The Story
Why it exists.
The beginning
Part of In The Box's Match Of Senses collection, Maxximus IX arrived in 2022 with a name that refuses modesty. The Roman numeral suggests completion, a final form, not a work in progress but something settled into itself. Where other fragrances in the collection explore individual sensations, this one attempts synthesis: the cool clarity of mint and lavender meeting the warmth of an oriental woody base. The number nine completes the Maxximus sequence, each iteration building on the last, this one supposedly the fullest expression yet. Whether that holds true on skin is the only question that matters.
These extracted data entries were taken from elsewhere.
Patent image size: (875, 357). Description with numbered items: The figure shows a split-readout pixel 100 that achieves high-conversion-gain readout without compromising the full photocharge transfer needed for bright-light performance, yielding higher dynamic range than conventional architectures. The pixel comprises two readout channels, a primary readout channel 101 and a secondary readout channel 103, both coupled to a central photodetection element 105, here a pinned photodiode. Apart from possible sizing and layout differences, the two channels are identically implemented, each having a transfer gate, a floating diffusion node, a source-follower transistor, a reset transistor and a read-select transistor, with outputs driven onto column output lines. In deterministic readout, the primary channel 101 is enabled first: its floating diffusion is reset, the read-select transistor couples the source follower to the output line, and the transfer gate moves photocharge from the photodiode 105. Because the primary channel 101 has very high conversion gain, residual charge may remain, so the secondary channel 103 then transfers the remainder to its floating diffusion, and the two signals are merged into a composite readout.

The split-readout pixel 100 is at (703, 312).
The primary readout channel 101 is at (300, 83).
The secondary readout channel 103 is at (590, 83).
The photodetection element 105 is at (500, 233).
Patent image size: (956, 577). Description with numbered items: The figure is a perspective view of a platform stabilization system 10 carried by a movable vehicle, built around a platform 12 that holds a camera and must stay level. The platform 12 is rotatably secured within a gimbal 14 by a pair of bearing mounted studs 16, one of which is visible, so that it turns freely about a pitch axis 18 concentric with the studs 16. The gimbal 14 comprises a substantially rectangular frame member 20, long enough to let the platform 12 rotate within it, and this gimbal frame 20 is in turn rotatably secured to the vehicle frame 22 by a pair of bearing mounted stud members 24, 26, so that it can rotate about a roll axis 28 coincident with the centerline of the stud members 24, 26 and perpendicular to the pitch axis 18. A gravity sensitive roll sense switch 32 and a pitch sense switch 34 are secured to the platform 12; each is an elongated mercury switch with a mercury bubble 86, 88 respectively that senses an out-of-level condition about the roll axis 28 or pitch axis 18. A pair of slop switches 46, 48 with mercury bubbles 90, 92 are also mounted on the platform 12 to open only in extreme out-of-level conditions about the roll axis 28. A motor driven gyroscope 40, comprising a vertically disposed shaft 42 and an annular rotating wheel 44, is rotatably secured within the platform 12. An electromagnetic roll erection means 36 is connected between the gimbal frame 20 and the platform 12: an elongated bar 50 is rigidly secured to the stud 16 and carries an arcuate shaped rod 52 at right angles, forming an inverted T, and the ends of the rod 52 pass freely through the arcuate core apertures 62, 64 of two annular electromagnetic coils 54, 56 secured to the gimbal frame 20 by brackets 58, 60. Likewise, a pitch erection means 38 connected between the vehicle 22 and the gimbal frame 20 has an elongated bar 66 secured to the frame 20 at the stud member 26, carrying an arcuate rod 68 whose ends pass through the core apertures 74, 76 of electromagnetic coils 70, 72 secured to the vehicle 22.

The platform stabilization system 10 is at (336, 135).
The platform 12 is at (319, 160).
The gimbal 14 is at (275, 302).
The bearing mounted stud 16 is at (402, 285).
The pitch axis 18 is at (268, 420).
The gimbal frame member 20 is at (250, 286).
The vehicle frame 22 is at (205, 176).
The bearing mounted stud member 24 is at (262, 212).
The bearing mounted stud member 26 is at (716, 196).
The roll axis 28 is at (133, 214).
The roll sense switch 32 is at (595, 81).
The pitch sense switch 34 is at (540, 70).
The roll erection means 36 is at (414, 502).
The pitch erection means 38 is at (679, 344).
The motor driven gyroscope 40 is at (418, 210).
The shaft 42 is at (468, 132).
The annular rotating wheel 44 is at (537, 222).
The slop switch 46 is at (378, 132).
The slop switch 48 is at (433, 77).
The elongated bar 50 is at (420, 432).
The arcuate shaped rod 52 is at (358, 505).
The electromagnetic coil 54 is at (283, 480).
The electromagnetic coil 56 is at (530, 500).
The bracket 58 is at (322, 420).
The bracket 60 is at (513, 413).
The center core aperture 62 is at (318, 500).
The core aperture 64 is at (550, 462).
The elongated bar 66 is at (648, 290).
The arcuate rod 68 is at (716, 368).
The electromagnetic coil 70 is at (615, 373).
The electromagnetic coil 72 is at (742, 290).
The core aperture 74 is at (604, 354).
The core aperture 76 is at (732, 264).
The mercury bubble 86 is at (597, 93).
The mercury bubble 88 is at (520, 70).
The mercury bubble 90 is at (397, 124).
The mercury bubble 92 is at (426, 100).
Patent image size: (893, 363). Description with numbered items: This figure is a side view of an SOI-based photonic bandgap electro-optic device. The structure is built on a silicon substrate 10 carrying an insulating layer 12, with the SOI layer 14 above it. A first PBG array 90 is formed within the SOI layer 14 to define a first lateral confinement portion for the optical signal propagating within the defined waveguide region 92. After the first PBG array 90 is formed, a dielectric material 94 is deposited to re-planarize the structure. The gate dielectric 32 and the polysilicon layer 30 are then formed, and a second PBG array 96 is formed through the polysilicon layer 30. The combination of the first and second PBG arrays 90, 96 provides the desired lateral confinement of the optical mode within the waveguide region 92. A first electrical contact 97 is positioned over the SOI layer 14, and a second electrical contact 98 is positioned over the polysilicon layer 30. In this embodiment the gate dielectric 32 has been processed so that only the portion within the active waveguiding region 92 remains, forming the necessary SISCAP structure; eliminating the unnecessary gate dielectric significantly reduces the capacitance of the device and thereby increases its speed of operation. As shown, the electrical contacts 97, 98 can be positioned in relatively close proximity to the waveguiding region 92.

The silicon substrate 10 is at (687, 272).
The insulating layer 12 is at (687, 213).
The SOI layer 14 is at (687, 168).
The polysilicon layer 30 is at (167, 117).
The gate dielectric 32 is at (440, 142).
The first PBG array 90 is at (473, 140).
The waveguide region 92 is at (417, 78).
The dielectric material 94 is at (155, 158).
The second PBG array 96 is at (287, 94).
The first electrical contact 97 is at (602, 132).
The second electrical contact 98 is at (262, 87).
The structure here earns attention. Four opening notes that shouldn't work together, mint's chill, lavender's softness, artemisia's bitterness, tangerine's brightness, somehow arrive as a coherent first impression. Cool but not cold. The heart is where the composition gets interesting. Patchouli and geranium pull earthy and green, but caramel and tonka bean sweeten the deal, while cacao adds a bitter counterpoint that keeps the sweetness from becoming syrupy. It's the balance that makes it work: sweet enough to attract, grounded enough to last. The base strips everything down to wood and warmth, cedar, sandalwood, vetiver's smoky edge, amberwood's resin softness, and musk to keep it close to skin.
The evolution
The opening announces itself immediately, mint's mentholated bite alongside lavender's clean edge, artemisia adding an herbal complexity that keeps the top from being predictable. Tangerine lingers just long enough to prevent the whole thing from feeling like a medicine cabinet. Twenty minutes in, the handoff begins. The mint recedes and the heart takes over: patchouli's earth grounded by geranium and cypress, caramel's sweetness amplified by tonka bean, cacao's dark bitterness threading through. This is the fragrance's most polarizing phase, the sweetness is real, the earth is bold. On some skin, it smells like chocolate cake. On others, it smells like a forest floor after rain. Both readings are accurate. By hour three, the drydown settles into its woody register. Cedar and sandalwood dominate, vetiver adding a smoky, slightly animalic edge that the musk amplifies. Amberwood keeps the base soft enough to wear close.
Cultural impact
In The Box positions itself as an intellectual provocation, the wearer who opens what others leave closed. Maxximus IX aligns with that ethos: a fragrance that announces itself, that builds complexity over time, that rewards attention. Without public sales data or press coverage to verify reception, the cultural impact remains tied to the fragrance's own architecture, the kind that gets remembered, for better or worse.